Esse enorme acervo e a experiência histórica de gestão pública que documentam não podem ficar esquecidos na prateleira da história.
___
¹GONÇALVES, Gustavo Soranz. Panorama do documentário no Brasil. Centro Universitário do Norte – Uninorte/Amazonas. Doc On-line, n. 01 Dezembro 2006, 79-91.p. 87. disponível em www.doc.ubi.pt.

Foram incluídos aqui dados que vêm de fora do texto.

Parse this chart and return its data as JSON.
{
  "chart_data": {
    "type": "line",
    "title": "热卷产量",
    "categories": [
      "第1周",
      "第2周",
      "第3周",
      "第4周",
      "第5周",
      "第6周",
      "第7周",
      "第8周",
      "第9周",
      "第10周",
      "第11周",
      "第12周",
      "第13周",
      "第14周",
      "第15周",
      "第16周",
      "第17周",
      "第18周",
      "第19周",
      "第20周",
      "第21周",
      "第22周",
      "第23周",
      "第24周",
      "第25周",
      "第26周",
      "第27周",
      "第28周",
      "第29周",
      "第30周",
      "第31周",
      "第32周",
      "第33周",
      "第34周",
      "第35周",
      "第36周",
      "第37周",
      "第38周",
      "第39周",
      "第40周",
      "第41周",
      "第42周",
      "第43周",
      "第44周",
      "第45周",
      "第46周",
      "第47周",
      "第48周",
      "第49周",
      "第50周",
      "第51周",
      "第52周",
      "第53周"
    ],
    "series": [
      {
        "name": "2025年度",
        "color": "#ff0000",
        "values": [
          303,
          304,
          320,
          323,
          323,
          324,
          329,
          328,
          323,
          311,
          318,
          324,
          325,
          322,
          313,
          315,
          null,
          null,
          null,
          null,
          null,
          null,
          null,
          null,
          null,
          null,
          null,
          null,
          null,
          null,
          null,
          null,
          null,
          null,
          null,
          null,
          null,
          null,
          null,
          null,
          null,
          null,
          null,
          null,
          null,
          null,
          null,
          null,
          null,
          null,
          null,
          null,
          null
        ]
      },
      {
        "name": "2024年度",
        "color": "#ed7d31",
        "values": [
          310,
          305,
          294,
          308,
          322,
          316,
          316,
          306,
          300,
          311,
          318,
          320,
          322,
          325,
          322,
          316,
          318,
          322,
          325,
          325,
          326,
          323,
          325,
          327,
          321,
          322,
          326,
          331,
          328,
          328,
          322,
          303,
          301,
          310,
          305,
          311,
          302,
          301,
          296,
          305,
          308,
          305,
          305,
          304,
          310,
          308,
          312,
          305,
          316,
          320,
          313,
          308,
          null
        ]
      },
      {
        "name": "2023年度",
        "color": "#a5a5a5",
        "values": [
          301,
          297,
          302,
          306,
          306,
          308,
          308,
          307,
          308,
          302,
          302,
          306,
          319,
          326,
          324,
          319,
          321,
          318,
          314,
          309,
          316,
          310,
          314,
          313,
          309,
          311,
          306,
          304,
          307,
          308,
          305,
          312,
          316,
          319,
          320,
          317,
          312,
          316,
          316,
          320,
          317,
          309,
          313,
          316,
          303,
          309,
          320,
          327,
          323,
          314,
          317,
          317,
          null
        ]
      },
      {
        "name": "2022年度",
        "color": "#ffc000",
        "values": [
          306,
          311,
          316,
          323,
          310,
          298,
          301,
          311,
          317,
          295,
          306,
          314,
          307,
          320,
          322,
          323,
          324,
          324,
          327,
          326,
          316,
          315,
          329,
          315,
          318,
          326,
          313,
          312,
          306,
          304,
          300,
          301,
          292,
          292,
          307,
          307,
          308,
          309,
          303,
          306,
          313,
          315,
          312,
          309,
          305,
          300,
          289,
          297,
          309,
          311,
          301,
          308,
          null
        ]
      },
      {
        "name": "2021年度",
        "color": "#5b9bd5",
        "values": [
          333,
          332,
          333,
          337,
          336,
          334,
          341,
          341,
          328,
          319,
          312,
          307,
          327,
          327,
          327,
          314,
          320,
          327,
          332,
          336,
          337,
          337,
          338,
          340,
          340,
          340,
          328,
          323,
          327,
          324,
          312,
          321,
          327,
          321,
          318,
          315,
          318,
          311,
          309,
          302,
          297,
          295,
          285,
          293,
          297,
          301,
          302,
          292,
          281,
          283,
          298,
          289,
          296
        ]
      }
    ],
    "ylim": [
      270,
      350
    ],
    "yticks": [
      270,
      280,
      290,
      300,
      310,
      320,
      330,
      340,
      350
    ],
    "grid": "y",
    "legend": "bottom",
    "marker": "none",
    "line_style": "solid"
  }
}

²PEREIRA, Verena Carla. A produção de documentários através do DOCTV. http://www.revistas.usp.br/Rumores/article/view/51143

³PEREIRA, Verena Carla. Produção documentária estatal no DOCTV. Dissertação de mestrado. Universidade Estadual de Campinas . Instituto de Artes. Programa de Pós-Graduação em Multimeios.2010. http://www.bibliotecadigital.unicamp.br/document/?code=000774903
[4]Op. Cit

*Sonia Fardin é historiadora e trabalhadora da cultura.